L’orgoglio delle imprese per un’economia che cresce

L’orgoglio di ogni vero imprenditore è nel vedere crescere la propria azienda, nel riuscire a superare anche i momenti più difficili. È sapere motivare i dipendenti verso un traguardo comune, continuare a garantire loro un impiego e i meritati riconoscimenti retributivi. La soddisfazione di chi fa impresa è il gusto del rischio nel raccogliere le sfide di un’economia sempre più competitiva. È il legame profondo col territorio, anche se si opera su mercati internazionali, perché esso rappresenta un capitale sociale di vitale importanza per ogni attività produttiva. È questa la filosofia imprenditoriale che ha permesso all’economia ticinese di svilupparsi, lasciandosi alle spalle i pesanti contraccolpi delle ricorrenti crisi.

L’ultima inchiesta congiunturale della Cc-Ti per il 2017-2018 ha confermato la solidità di un sistema produttivo che in questi anni si è diversificato e internazionalizzato, mettendo a segno risultati spesso al di sopra della media nazionale.
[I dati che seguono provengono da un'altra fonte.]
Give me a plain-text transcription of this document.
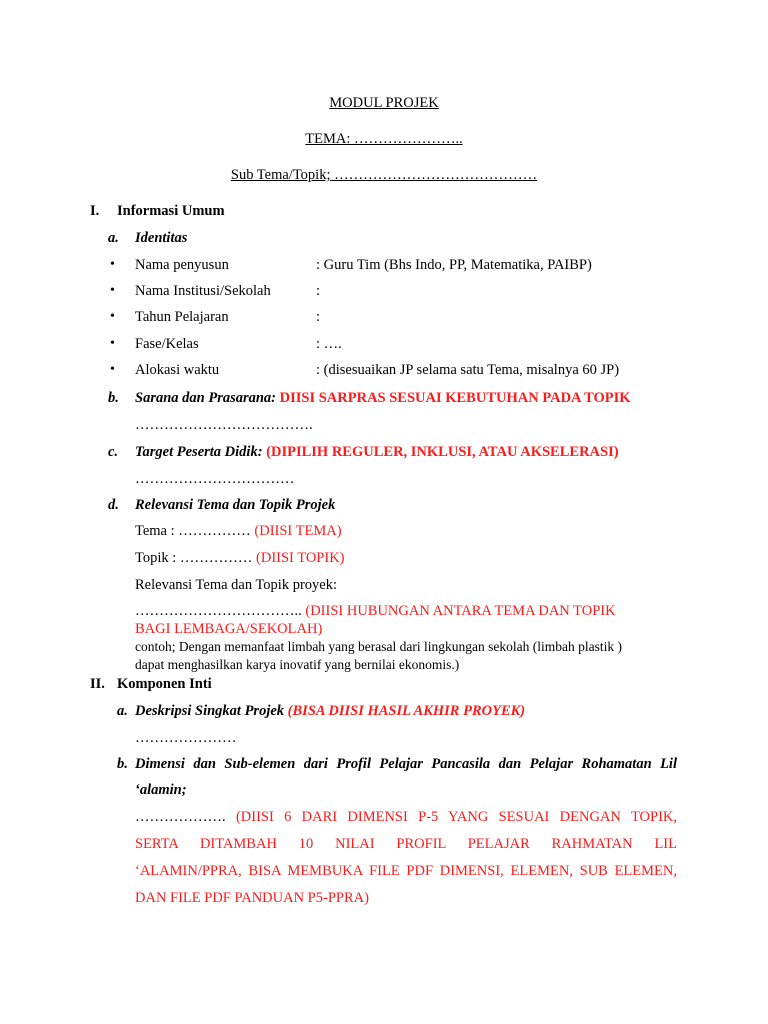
MODUL PROJEK
TEMA: …………………..
Sub Tema/Topik; ……………………………………
I. Informasi Umum
a. Identitas
• Nama penyusun	: Guru Tim (Bhs Indo, PP, Matematika, PAIBP)
• Nama Institusi/Sekolah	:
• Tahun Pelajaran	:
• Fase/Kelas	: ….
• Alokasi waktu	: (disesuaikan JP selama satu Tema, misalnya 60 JP)
b. Sarana dan Prasarana: DIISI SARPRAS SESUAI KEBUTUHAN PADA TOPIK
……………………………….
c. Target Peserta Didik: (DIPILIH REGULER, INKLUSI, ATAU AKSELERASI)
……………………………
d. Relevansi Tema dan Topik Projek
Tema : …………… (DIISI TEMA)
Topik : …………… (DIISI TOPIK)
Relevansi Tema dan Topik proyek:
…………………………….. (DIISI HUBUNGAN ANTARA TEMA DAN TOPIK
BAGI LEMBAGA/SEKOLAH)
contoh; Dengan memanfaat limbah yang berasal dari lingkungan sekolah (limbah plastik )
dapat menghasilkan karya inovatif yang bernilai ekonomis.)
II. Komponen Inti
a. Deskripsi Singkat Projek (BISA DIISI HASIL AKHIR PROYEK)
…………………
b. Dimensi dan Sub-elemen dari Profil Pelajar Pancasila dan Pelajar Rohamatan Lil
‘alamin;
………………. (DIISI 6 DARI DIMENSI P-5 YANG SESUAI DENGAN TOPIK,
SERTA DITAMBAH 10 NILAI PROFIL PELAJAR RAHMATAN LIL
‘ALAMIN/PPRA, BISA MEMBUKA FILE PDF DIMENSI, ELEMEN, SUB ELEMEN,
DAN FILE PDF PANDUAN P5-PPRA)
Una solidità che ispira fiducia anche per il futuro. Sebbene l’esperienza insegni a non sottovalutare mai i rischi che possono nascere da contesti economici ormai mondializzati e, perciò, strettamente interdipendenti e ancora di più concorrenziali.

Tutti gli indicatori della nostra indagine, andamento degli affari, autofinanziamento delle imprese, investimenti e occupazione, sono più che soddisfacenti. Un quadro positivo già messo in luce da altre importanti ricerche congiunturali che hanno evidenziato l’allargamento della base occupazionale del cantone, la diminuzione della disoccupazione, sia che la si misuri con i dati della SECO che con quelli dell’ILO, e dal 2008 una crescita che Avenir Suisse ha stimato dell’1,5% superiore a quella della media nazionale (ritrovate qui la nostra intervista a Marco Salvi, Senior Fellow presso Avenir Suisse). C’è di che andare fieri.

Eppure in Ticino si continua ad alimentare una rappresentazione falsata e strumentale della nostra realtà economica. Si spaccia per precariato diffuso e sottoccupazione l’aumento del lavoro a tempo parziale, quando sino a qualche anno fa si rimproverava alle aziende di usare poco il part time per conciliare meglio gli impegni famigliari e professionali; casi circoscritti di dumping salariale vengono presentati come fenomeni generalizzati e sistemici di un mercato del lavoro allo sbando; in un cantone che conta decine e decine di migliaia d’imprese, pochi imprenditori scorretti sono raffigurati come l’emblema di una categoria avida e spregiudicata che pensa solo al portafoglio; il profitto è considerato un furto e non come il giusto guadagno di chi fa impresa e la risorsa cruciale per investire e garantire l’occupazione; i frontalieri, il cui apporto è stato fondamentale per la nostra crescita, sono ormai visti come la causa di ogni male, senza però chiedersi come reggerebbe il sistema produttivo senza quei 30-40mila lavoratori d’oltre confine che si vorrebbe non avere più.

Oggi con la disoccupazione in netto calo, per continuare a fomentare un clima di emergenza sociale si fa leva sull’ aumento dei casi di assistenza, tacendo il fatto che la maggior parte dei beneficiari dell’aiuto pubblico sono persone senza un’adeguata formazione e genitori di famiglie monoparentali, difficilmente ricollocabili. È su questo che, invece, bisognerebbe riflettere per trovare delle possibili soluzioni.

Nessun vuol negare che ci possano essere abusi e distorsioni sul mercato del lavoro, anomalie dovute anche alle discontinuità della crescita e alle radicali trasformazioni di un’economia che ha cambiato pelle. Ma questi guasti si combattono con quel dialogo tra le parti sociali, senza pregiudizi e spirito di contrapposizione, che come Cc-Ti abbiamo sempre promosso e sostenuto. Con un lavoro comune per rimuoverne le cause e non attizzando l’ostilità verso le imprese, perché alla fine a rimetterci è tutto il Paese.